İnsan yüzündeki ve göğüs uçlarındaki kıl köklerinde yaşayan 0.3 milimetre boyutundaki ‘Demodex folliculorum’ isimli akarların şimdiye dek beşerlerle, sadece onların yarar sağladığı tek istikametli bir parazitik ilgi içinde oldukları düşünülüyordu. Fakat yapılan yeni bir araştırmaya nazaran DNA’sı değişmeye başlayan Demodex folliculorumların bedenimizdeki varlığının karşılıklı yarar sağlanan sembiyotik bir münasebet olduğu ortaya çıktı.
BBC News’in aktardığına nazaran; UV ışınlarından koruyan genlerini vakit içerisinde kaybeden ve bu sebeple geceleri faaliyet gösteren yüz akarları, beşerler uyurken cilt dokularına girip burada ürüyor ve yavruluyorlar.
İnsanların yüzde 90’ı, yüzlerindeki bu akarlarla birlikte yaşıyor. Ekseriyetle doğum sonrasında anneden bebeğe geçen bu akarlar fark edilmeden uzun yıllar boyunca beşerlerle birlikte varlıklarını sürdürebiliyor. Sırf yüksek sayıda üremeleri durumunda cildi kurutarak kızarıklık ve kaşıntı üzere rahatsızlıklara sebep olabiliyorlar.
Şimdiye dek bir anüse sahip olmadıkları için dışkılarını ölene dek bedenlerinde biriktirerek, öldüklerinde deri iltihabına sebep olmakla suçlanan yüz akarlarının aslında anüse sahip oldukları argüman edildi.
‘YÜZÜMÜZDEKİ GÖZENEKLERİN TIKANMAMASINI SAĞLIYORLAR’
Reading Üniversitesi, Valencia Üniversitesi, Viyana Üniversitesi ve San Juan Ulusal Üniversitesi’nden bilim insanlarının yaptığı ve Moleküler Biyoloji ve Evrim mecmuasında yayınlanan araştırma makalesi, yüz akarlarının haksız yere cilt enfeksiyonuyla suçlandığını ortaya koydu.
Tıpkı yüz akarlarının insanlardan faydalandığı üzere, insanların da yüz akarlarından faydalandığına işaret eden San Juan Ulusal Üniversitesi’nden Dr Henk Braig, “Akarlar birçok şeyle suçlandılar. Lakin beşerlerle uzun müddettir devam eden birliktelikleri, yüzümüzdeki gözeneklerin tıkanmaması üzere kolay fakat değerli yararlı rollere sahip olabileceklerini düşündürebilir” diye konuştu.
Akarlar üzerinde yapılan birinci gen dizilimi çalışması özelliği taşıyan araştırma yüz akarlarının izole varlıkları ve kendi ortalarındaki çiftleşmelerinin, gereksiz gen ve hücreleri vakit içerisinde kaybetmelerine ve yakında insan konaklarıyla bir bütün olmalarını sağlayacak daha kolay organizmalar haline gelmelerine neden olduğunu ileri sürüyor.
Reading Üniversitesi’nde vazife yapan biyolog Dr.

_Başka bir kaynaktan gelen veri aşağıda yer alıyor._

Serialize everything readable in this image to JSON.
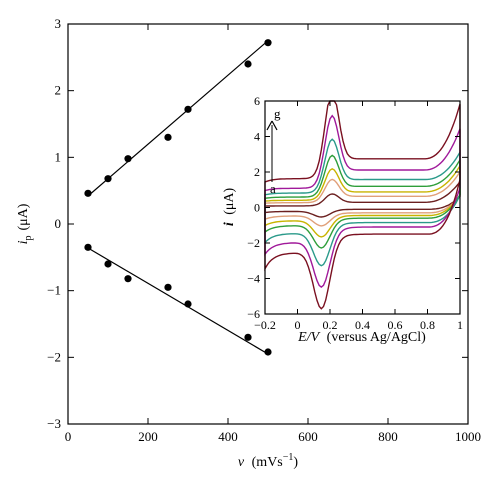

Alejandra Perotti, “Bu akarların, insan cilt gözeneklerinin içerisinde korunaklı bir yaşama adapte olmalarından ötürü, öbür misal cinslere nazaran farklı bir beden kesimi genleri tertibine sahip olduğunu bulduk” dedi.
Perotti’ye nazaran ‘akarların DNA’larındaki bu değişiklikler, birtakım olağandışı beden özellikleri ve davranışlarıyla sonuçlanırken’, bu sonuçlar ortasında sırf üç hücreli kaslardan oluşan küçük bacaklar geliştirmek de bulunuyor.
GÖZENEKLERİMİZDE ÇİFTLEŞİYORLAR
Hayvanların gün ışığıyla uyanmalarını sağlayan genden ve UV ışınlarına karşı korunmadan mahrum olan yüz akarları, bu sebeple kendi başlarına melatonin üretemiyor.
Bunun yerine büyümek için gereksinim duydukları melatonini, gece insan cildindeki gözeneklerden elde ediyorlar. Araştırmacıların ‘gece boyunca çiftleşme’ diye andıkları süreç, yüz akarlarının insan cildinde bulunan kıl kökleri ve gözeneklerin içerisine girerek burada beslenmeleri, çiftleşmeleri ve yavrulamaları manasına geliyor.